Imelda drenches Houston and surrounding areas with ‘life-threatening’ flash floods [video]

“Life-threatening” flooding continues in regions surrounding Houston, with parts of Conroe and Kingwood to the north, and Beaumont and Winnie to the southeast, under water.

Parts of Interstate 10 and the George Bush Intercontinental Airport are shut down due to heavy rains and flash flooding as tropical depression  Imelda hit hardest Thursday.

Houston Mayor Sylvester Turner asked everyone in the Greater Houston area not to get on the road as strong thunderstorms pass through Thursday afternoon.

“Wherever you are, stay put,” the mayor said at a press briefing mid-Thursday, as the storm system makes its way south and east. “Please stay where you are. You are safer where you are.”

Houston Public Works Department, police and fire departments are deployed helping people stranded on flooded roads, Turner said.

He also said the northern area of Houston is experiencing power outages.

“There is an area just east of Houston where we are looking where more than 15 inches of rain has fallen, and significant flash flooding is underway,” National Weather Service meteorologist Mark Chenard reports, referring to the southeast town of Winnie, which has evacuated.

Texas Department of Transportation spokeswoman Sarah Dupre says officials are unsure how many people are stranded in their cars on flooded Interstate 10, which is shut down from Beaumont to Winnie.

The Chambers County Sheriff’s Office is focusing on high water rescues in Winnie and neighboring Stowell, reporting that some residents have made it to the roofs of their flooded homes.

At George Bush Intercontinental Airport, hundreds of flights have been canceled, with officials reporting a full ground stop Thursday morning, meaning no flights are landing or departing. Some inbound flights have been diverted to William P. Hobby Airport, on the south side of Houston, airport officials said.

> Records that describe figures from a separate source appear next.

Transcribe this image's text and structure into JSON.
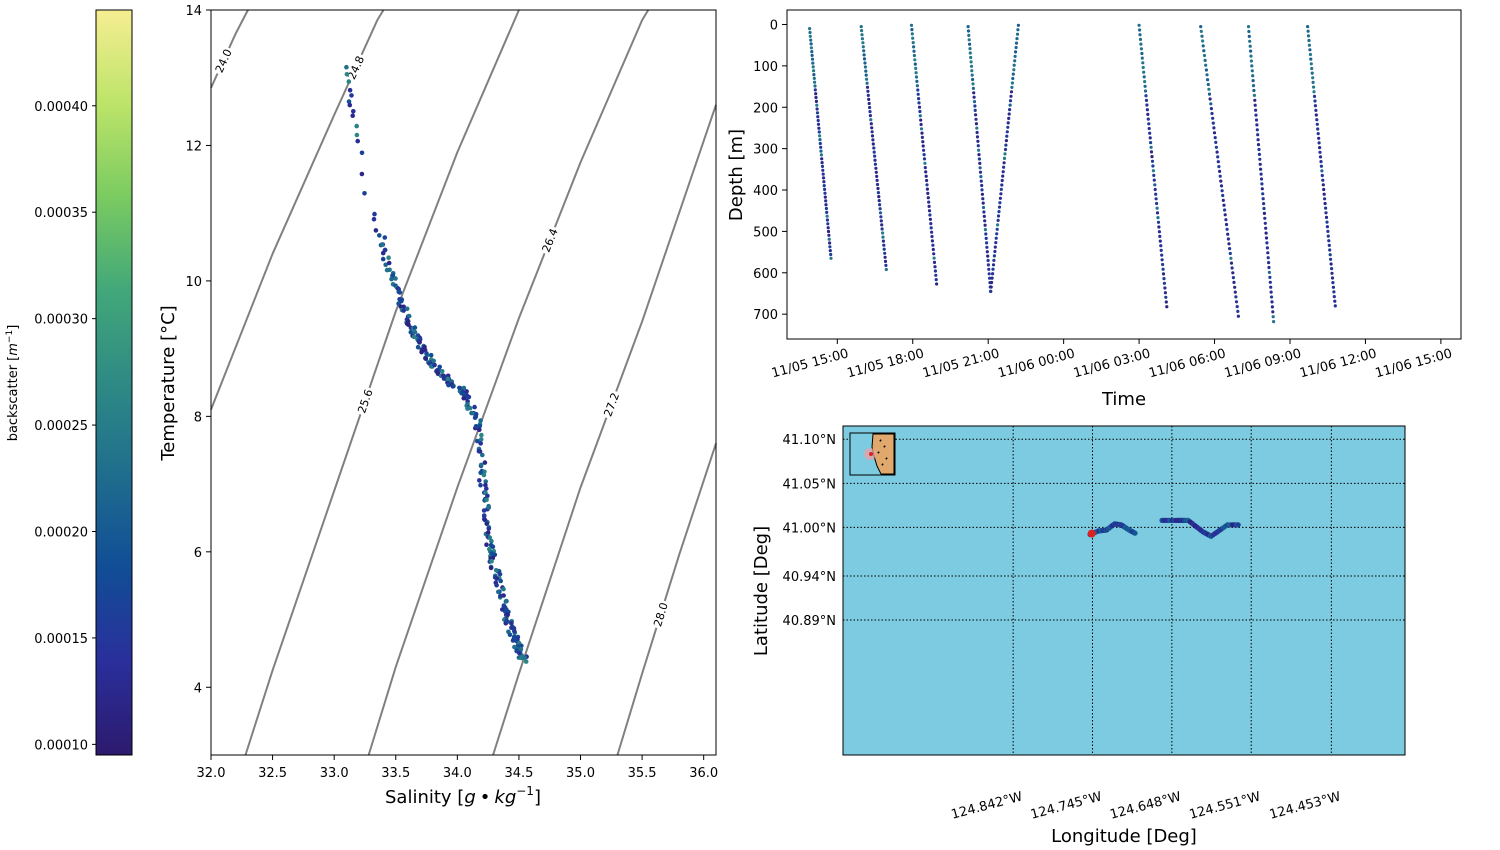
{
  "colorbar": {
    "label": "backscatter",
    "label_unit": "m",
    "label_unit_exp": "−1",
    "range": [
      9.5e-05,
      0.000445
    ],
    "ticks": [
      0.0001,
      0.00015,
      0.0002,
      0.00025,
      0.0003,
      0.00035,
      0.0004
    ],
    "tick_labels": [
      "0.00010",
      "0.00015",
      "0.00020",
      "0.00025",
      "0.00030",
      "0.00035",
      "0.00040"
    ],
    "colormap": [
      "#2c1a6e",
      "#2a2f9b",
      "#114d96",
      "#1f6d8e",
      "#2e8a84",
      "#42a879",
      "#7bcb61",
      "#bde469",
      "#f6ee92"
    ]
  },
  "chart_data": [
    {
      "type": "scatter",
      "xlabel_main": "Salinity [",
      "xlabel_g": "g",
      "xlabel_bullet": "•",
      "xlabel_kg": "kg",
      "xlabel_exp": "−1",
      "xlabel_close": "]",
      "ylabel": "Temperature [°C]",
      "xlim": [
        32.0,
        36.1
      ],
      "ylim": [
        3.0,
        14.0
      ],
      "xticks": [
        "32.0",
        "32.5",
        "33.0",
        "33.5",
        "34.0",
        "34.5",
        "35.0",
        "35.5",
        "36.0"
      ],
      "yticks": [
        "4",
        "6",
        "8",
        "10",
        "12",
        "14"
      ],
      "isopycnals": [
        {
          "label": "24.0",
          "points": [
            [
              32.0,
              12.85
            ],
            [
              32.2,
              13.65
            ],
            [
              32.3,
              14.0
            ]
          ]
        },
        {
          "label": "24.8",
          "points": [
            [
              32.0,
              8.1
            ],
            [
              32.5,
              10.4
            ],
            [
              33.0,
              12.45
            ],
            [
              33.35,
              13.85
            ],
            [
              33.4,
              14.0
            ]
          ]
        },
        {
          "label": "25.6",
          "points": [
            [
              32.28,
              3.0
            ],
            [
              32.5,
              4.25
            ],
            [
              33.0,
              6.9
            ],
            [
              33.5,
              9.55
            ],
            [
              34.0,
              11.9
            ],
            [
              34.5,
              14.0
            ]
          ]
        },
        {
          "label": "26.4",
          "points": [
            [
              33.28,
              3.0
            ],
            [
              33.5,
              4.3
            ],
            [
              34.0,
              6.95
            ],
            [
              34.5,
              9.45
            ],
            [
              35.0,
              11.75
            ],
            [
              35.5,
              13.85
            ],
            [
              35.55,
              14.0
            ]
          ]
        },
        {
          "label": "27.2",
          "points": [
            [
              34.29,
              3.0
            ],
            [
              34.5,
              4.2
            ],
            [
              35.0,
              6.95
            ],
            [
              35.5,
              9.4
            ],
            [
              36.1,
              12.6
            ]
          ]
        },
        {
          "label": "28.0",
          "points": [
            [
              35.3,
              3.0
            ],
            [
              35.5,
              4.2
            ],
            [
              35.8,
              5.95
            ],
            [
              36.1,
              7.6
            ]
          ]
        }
      ],
      "profile": {
        "salinity": [
          33.1,
          33.12,
          33.15,
          33.18,
          33.22,
          33.3,
          33.38,
          33.45,
          33.52,
          33.58,
          33.65,
          33.72,
          33.8,
          33.88,
          33.95,
          34.05,
          34.12,
          34.18,
          34.2,
          34.22,
          34.24,
          34.26,
          34.3,
          34.34,
          34.38,
          34.42,
          34.46,
          34.5,
          34.55
        ],
        "temperature": [
          13.15,
          12.85,
          12.6,
          12.3,
          11.9,
          11.0,
          10.65,
          10.2,
          9.85,
          9.5,
          9.2,
          9.0,
          8.8,
          8.6,
          8.5,
          8.35,
          8.1,
          7.8,
          7.2,
          6.8,
          6.4,
          6.1,
          5.8,
          5.5,
          5.2,
          4.95,
          4.75,
          4.55,
          4.4
        ]
      }
    },
    {
      "type": "scatter",
      "xlabel": "Time",
      "ylabel": "Depth [m]",
      "x_unit": "hours since 11/05 12:00",
      "xlim": [
        13.0,
        39.8
      ],
      "ylim": [
        760,
        -35
      ],
      "xticks": [
        "11/05 15:00",
        "11/05 18:00",
        "11/05 21:00",
        "11/06 00:00",
        "11/06 03:00",
        "11/06 06:00",
        "11/06 09:00",
        "11/06 12:00",
        "11/06 15:00"
      ],
      "yticks": [
        "0",
        "100",
        "200",
        "300",
        "400",
        "500",
        "600",
        "700"
      ],
      "segments": [
        {
          "t": [
            13.9,
            14.75
          ],
          "depth": [
            10,
            565
          ]
        },
        {
          "t": [
            15.95,
            16.95
          ],
          "depth": [
            5,
            592
          ]
        },
        {
          "t": [
            17.95,
            18.95
          ],
          "depth": [
            2,
            627
          ]
        },
        {
          "t": [
            20.2,
            21.1
          ],
          "depth": [
            5,
            645
          ]
        },
        {
          "t": [
            21.1,
            22.2
          ],
          "depth": [
            645,
            2
          ]
        },
        {
          "t": [
            27.0,
            28.1
          ],
          "depth": [
            2,
            682
          ]
        },
        {
          "t": [
            29.45,
            30.95
          ],
          "depth": [
            5,
            705
          ]
        },
        {
          "t": [
            31.35,
            32.35
          ],
          "depth": [
            5,
            718
          ]
        },
        {
          "t": [
            33.7,
            34.8
          ],
          "depth": [
            5,
            680
          ]
        }
      ]
    },
    {
      "type": "scatter",
      "xlabel": "Longitude [Deg]",
      "ylabel": "Latitude [Deg]",
      "xlim": [
        125.05,
        124.363
      ],
      "ylim": [
        40.742,
        41.115
      ],
      "xticks": [
        "124.842°W",
        "124.745°W",
        "124.648°W",
        "124.551°W",
        "124.453°W"
      ],
      "xtick_values": [
        124.842,
        124.745,
        124.648,
        124.551,
        124.453
      ],
      "yticks": [
        "41.10°N",
        "41.05°N",
        "41.00°N",
        "40.94°N",
        "40.89°N"
      ],
      "ytick_values": [
        41.1,
        41.05,
        41.0,
        40.945,
        40.895
      ],
      "ocean_color": "#7ccbe1",
      "track": {
        "lon": [
          124.748,
          124.738,
          124.728,
          124.718,
          124.71,
          124.7,
          124.692,
          124.66,
          124.64,
          124.628,
          124.61,
          124.6,
          124.58,
          124.565
        ],
        "lat": [
          40.992,
          40.996,
          40.997,
          41.004,
          41.003,
          40.997,
          40.993,
          41.008,
          41.008,
          41.008,
          40.995,
          40.99,
          41.003,
          41.003
        ]
      },
      "start_marker": {
        "lon": 124.746,
        "lat": 40.993,
        "color": "#dd2222"
      }
    }
  ]
}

From Tuesday into Wednesday morning, the tropical storm dropped 14 inches of rain in some areas southwest of Galveston, and 3 to 9 inches of rain in Harris County. By Thursday morning the storm had become a full tropical depression thunder and lightening storm.

Imelda has caused the most flooding in southeast Texas since Hurricane Harvey hit August 25, 2017.

Harvey, a Category 4 hurricane, made landfall three times in six days. Two feet of rain fell in the first 24 hours, forcing 39,000 people out of their homes.

By September 1, 2017, one-third of Houston, the nation’s fourth-largest city, was underwater.

Nederland, Texas, reported the most rainfall of 60.5 inches, a record for a single storm in the continental U.S. Hurricane Harvey then became classified as a 1,000-year flood event.

The storm caused $125 billion in damage, according to the National Hurricane Center.

In addition to destroying one million vehicles, Harvey damaged 204,000 homes, three-fourths of which were outside of the 100-year flood plain and did not have flood insurance.

More than 738,000 people registered for financial assistance with the Federal Emergency Management Agency, which made roughly $378 million direct payments.

Sept. 8, 2017, President Donald Trump signed a bill approving $15.25 billion in disaster assistance. Houston received $91 million and Harris County received $44 million – to remove 200 million cubic yards of debris dumped by Harvey.

Harvey impacted 13 million people in Texas, Louisiana, Mississippi, Tennessee, and Kentucky, killing at least 88 people by October 13, 2017.